During the 2001-2002 field season two British Antarctic Survey (BAS) scientists, Drs. David Wynn-Williams and M. Roger Worland worked in the Dry Valleys in collaboration with MCM investigators Diana Wall, Peter Doran, and Ross Virginia.

The history of this collaboration began in 1995 when Diana Wall joined a BAS team and a group from an Italian program to study soil biodiversity at Terra Nova Bay, Antarctica. As part of this project Wynn-Williams established a field experiment near Lake Hoare in Taylor Valley, Antarctica to study the effects of UV-radiation on soil cyanobacteria and associated soil invertebrates. Wynn-Williams and Worland sampled these plots again in January 2002 and collected materials for study as part of the BAS LATEST (Life At The Edge; Stresses and Thresholds) Program.

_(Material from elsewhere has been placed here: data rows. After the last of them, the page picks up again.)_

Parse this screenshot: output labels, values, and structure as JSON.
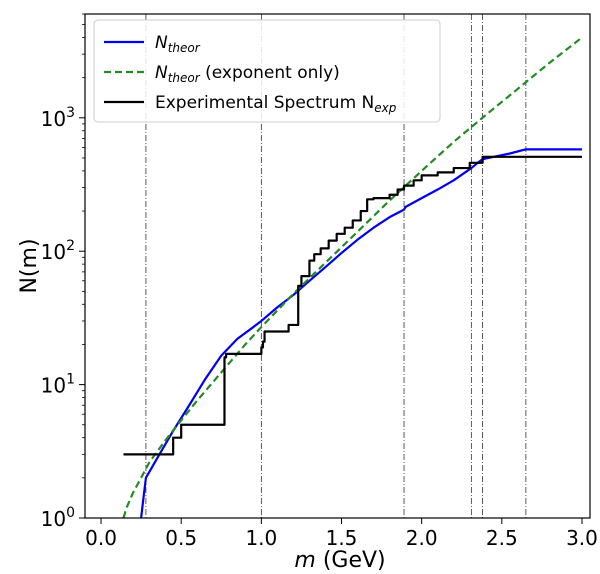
{
  "chart_data": {
    "type": "line",
    "title": "",
    "xlabel": {
      "symbol": "m",
      "unit": "(GeV)"
    },
    "ylabel": "N(m)",
    "x_scale": "linear",
    "y_scale": "log",
    "xlim": [
      -0.1,
      3.05
    ],
    "ylim": [
      1,
      6000
    ],
    "x_ticks": [
      0.0,
      0.5,
      1.0,
      1.5,
      2.0,
      2.5,
      3.0
    ],
    "x_tick_labels": [
      "0.0",
      "0.5",
      "1.0",
      "1.5",
      "2.0",
      "2.5",
      "3.0"
    ],
    "y_ticks": [
      1,
      10,
      100,
      1000
    ],
    "y_tick_labels": [
      {
        "base": "10",
        "exp": "0"
      },
      {
        "base": "10",
        "exp": "1"
      },
      {
        "base": "10",
        "exp": "2"
      },
      {
        "base": "10",
        "exp": "3"
      }
    ],
    "grid": false,
    "legend_position": "top-left",
    "vertical_lines": [
      0.28,
      1.0,
      1.89,
      2.31,
      2.38,
      2.65
    ],
    "series": [
      {
        "name": {
          "base": "N",
          "sub": "theor",
          "suffix": ""
        },
        "style": "solid",
        "color": "#0000ee",
        "x": [
          0.25,
          0.27,
          0.28,
          0.35,
          0.45,
          0.55,
          0.65,
          0.75,
          0.85,
          0.95,
          1.0,
          1.1,
          1.2,
          1.3,
          1.4,
          1.5,
          1.6,
          1.7,
          1.8,
          1.89,
          1.9,
          2.0,
          2.1,
          2.2,
          2.31,
          2.35,
          2.38,
          2.45,
          2.55,
          2.65,
          2.7,
          2.8,
          2.9,
          3.0
        ],
        "y": [
          1.0,
          1.6,
          2.0,
          2.8,
          4.5,
          7.0,
          11.0,
          16.5,
          22.0,
          27.0,
          30.0,
          38.0,
          47.0,
          60.0,
          76.0,
          97.0,
          122.0,
          150.0,
          180.0,
          205.0,
          215.0,
          250.0,
          290.0,
          340.0,
          420.0,
          460.0,
          490.0,
          510.0,
          540.0,
          580.0,
          580.0,
          580.0,
          580.0,
          580.0
        ]
      },
      {
        "name": {
          "base": "N",
          "sub": "theor",
          "suffix": " (exponent only)"
        },
        "style": "dashed",
        "color": "#228b22",
        "x": [
          0.14,
          0.16,
          0.2,
          0.25,
          0.3,
          0.4,
          0.5,
          0.6,
          0.7,
          0.8,
          0.9,
          1.0,
          1.2,
          1.4,
          1.6,
          1.8,
          2.0,
          2.2,
          2.4,
          2.6,
          2.8,
          3.0
        ],
        "y": [
          1.0,
          1.2,
          1.55,
          2.0,
          2.6,
          3.8,
          5.4,
          7.6,
          10.5,
          14.5,
          20.0,
          27.0,
          48.0,
          82.0,
          140.0,
          240.0,
          400.0,
          660.0,
          1050.0,
          1650.0,
          2600.0,
          4000.0
        ]
      },
      {
        "name": {
          "base": "Experimental Spectrum N",
          "sub": "exp",
          "suffix": ""
        },
        "style": "step",
        "color": "#000000",
        "x": [
          0.14,
          0.28,
          0.45,
          0.45,
          0.5,
          0.5,
          0.55,
          0.55,
          0.77,
          0.77,
          0.78,
          0.78,
          1.0,
          1.0,
          1.01,
          1.01,
          1.02,
          1.02,
          1.17,
          1.17,
          1.23,
          1.23,
          1.25,
          1.25,
          1.3,
          1.3,
          1.33,
          1.33,
          1.37,
          1.37,
          1.42,
          1.42,
          1.47,
          1.47,
          1.52,
          1.52,
          1.57,
          1.57,
          1.62,
          1.62,
          1.66,
          1.66,
          1.7,
          1.7,
          1.8,
          1.8,
          1.85,
          1.85,
          1.89,
          1.89,
          1.95,
          1.95,
          2.0,
          2.0,
          2.1,
          2.1,
          2.2,
          2.2,
          2.3,
          2.3,
          2.38,
          2.38,
          3.0
        ],
        "y": [
          3,
          3,
          3,
          4,
          4,
          5,
          5,
          5,
          5,
          16,
          16,
          17,
          17,
          19,
          19,
          21,
          21,
          25,
          25,
          28,
          28,
          55,
          55,
          65,
          65,
          85,
          85,
          95,
          95,
          105,
          105,
          120,
          120,
          135,
          135,
          150,
          150,
          170,
          170,
          200,
          200,
          245,
          245,
          250,
          250,
          265,
          265,
          290,
          290,
          310,
          310,
          340,
          340,
          370,
          370,
          390,
          390,
          420,
          420,
          460,
          460,
          510,
          510
        ]
      }
    ]
  }
}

In the LATEST program, they are investigating pigments produced by photosynthetic microbes in stratified communities for protection and adaptation under extreme solar radiation stress; the effect of UVB and UVC on photosynthetic microbes from terrestrial habitats, and; the effects of desiccation, osmotic stress and low temperatures on the viability of polar organisms.

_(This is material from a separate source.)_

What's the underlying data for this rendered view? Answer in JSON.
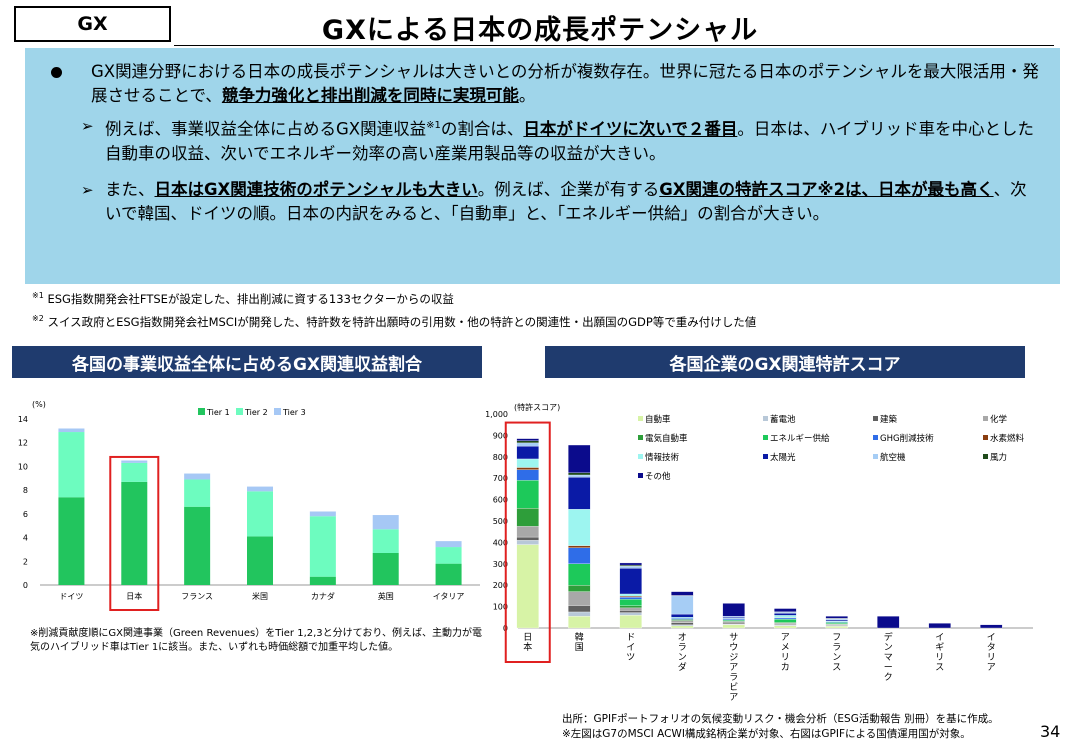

An important aspect of this work is the development and use of a field laser Raman spectroscopy to study the chemical ‘fingerprints’ of microbes actually inside rocks or in mats that exist in the lakes in the Dry Valleys. This work is part of the BAS and NASA exobiology initiatives. After evaluation in Antarctica, a miniature Raman spectrometer is anticipated on a future Mars lander for spatial analysis of buried permafrost profiles that may reveal the presence of any residual biomolecules, especially from former surface photosynthetic life. See the BAS WEB page for further information, http://www.antarctica.ac.uk/Science/Programmes/latest/index.html

This collaboration with the BAS scientists continues a long-term interaction among MCM-LTER scientists and their international collegues. Drs. Johanna Laybourn-Parry, Univeristy of Nottingham, England and Ina Hawes, NIWA, New Zealand have collaborated on Antarctic research for the past four years. In two of the past three field seasons, Dr. Martyn Tranter from the University of Bristol, England, has been a field party member and in the coming season, Dr. Martin Melles, from the University of Leipzig, Germany, will participate. Since 1993 scientists from Great Britain, New Zealand, Canada, Austria, Russia and Germany have been involved with the MCM-LTER.